San Lázaro fue ayer un palacio sitiado. Enormes vallas metálicas, de casi dos metros y medio de alto circundaron sus alrededores. Por primera vez en su historia se volvió impenetrable. Los contingentes integrados por sindicatos, organizaciones populares y vecinales se acercaban al recinto legislativo por cuatro puntos distintos, pero se topan ahí, con el cerco. La masa de manifestantes se dispersa por todo lo largo del valladar, en busca de una rendija, un recoveco.
Son miles, en columnas que avanzan, confluyen, se nutren y rodean la Cámara de Diputados; pero se encuentran con esa barrera, que forma un cerco para los de dentro? y los de fuera. Ahí se estrella el griterío, las consignas.
Son casi 10 horas de protestas, ríos humanos por las calles desde el mediodía. Se ve amenazante el contingente.
Del lado poniente, por la vía Tapo, se agrupa el contingente más numeroso y agitado. Son más de 6 mil que vociferan, manotean, patean el cercado. Detrás de la valla, silenciosos uniformados sólo observan, escudo en mano.
Trabajadores del Seguro Social se concentran a lo largo de la valla, mientras a lo lejos se reúnen, cerca del Archivo General de la Nación, trabajadores del Sindicato Mexicano de Electricistas; algunos beben cerveza.
Las consignas de siempre y los gestos repetidos, pueblo contra pueblo. Los manifestantes llegan hasta la cerca y escupen a los soldados, a los que ellos creen militares, aunque sean policías de la Federal Preventiva.
Les lanzan agua, botellas de plástico, y cohetones y más cohetones.

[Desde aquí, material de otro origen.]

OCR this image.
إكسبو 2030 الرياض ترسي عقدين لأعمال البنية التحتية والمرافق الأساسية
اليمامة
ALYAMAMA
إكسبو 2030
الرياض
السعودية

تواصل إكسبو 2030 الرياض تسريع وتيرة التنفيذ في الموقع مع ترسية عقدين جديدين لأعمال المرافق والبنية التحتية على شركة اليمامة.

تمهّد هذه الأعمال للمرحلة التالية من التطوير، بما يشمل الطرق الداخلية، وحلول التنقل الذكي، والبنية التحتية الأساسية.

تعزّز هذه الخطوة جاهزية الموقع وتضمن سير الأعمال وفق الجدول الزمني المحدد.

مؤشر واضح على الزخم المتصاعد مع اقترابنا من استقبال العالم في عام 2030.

Y luego se escucha una risotada de un grupo que observa a un hombre con máscara de Fox, y una mujer con máscara de Marta, a un lado de una máscara de Salinas.
Parodia callejera, cultura televisiva, porque el enmascarado más alto hace el "colofox" a Marta y todos ríen. "¡Éstos son, éstos son los que ch? a la nación!" .
El primer brote de alarma se da a las 16:09, se escucha el bamboleo de las rejas, en Eduardo Molina, rumbo al Archivo General de la Nación. Trabajadores intentan trasponer el cerco y la barrera de uniformados se cuadruplica en esa zona.
Elementos a caballo salen a reforzar el sitio. El cielo se torna gris, los primeros nubarrones se acercan y con ellos la lluvia. La masa humana crece. Son ya casi 7 mil sólo en el lado poniente de San Lázaro, pero no están ahí sus líderes.
Francisco Hernández Juárez está a casi un kilómetro de distancia, en la explanada de la delegación Venustiano Carranza, en un mitin que pasa inadvertido.
El dirigente telefonista da por terminada la concentración a las 18:30 horas, media hora antes de que el Presidente empezara a leer su discurso.
A las 20:04, un grupo de jóvenes logra derribar una de las enormes vallas metálicas y abre un boquete. Todo augura el enfrentamiento. El número de uniformados de la PFP se duplica, triplica, quintuplica en esa esquina.
Se radicaliza la manifestación. El grupo de jóvenes concentra su fuerza en esa zona y patea otras vallas, lanzan cohetones más potentes. Trabajadores del IMSS piden a sus compañeros no caer en la provocación.
A las 20:20, elementos de la Policía Federal Preventiva lanzan polvo de un extintor. Afuera piensan que es gas pimienta, gas lacrimógeno? Cinco minutos después, los propios trabajadores denuncian la existencia de provocadores, que intentan reventar la concentración. Los trabajadores entran en confusión.
La noche ha caído, unos intentan levantar la valla, los líderes convocan a los trabajadores a retirarse. Los porros se ven inermes y solos. Se hace el vacío. Han sido casi 10 horas de manifestaciones, pero Fox no pudo ver nada, su autobús cruzó veloz entre las vallas y esta vez, el Palacio sí fue inexpugnable.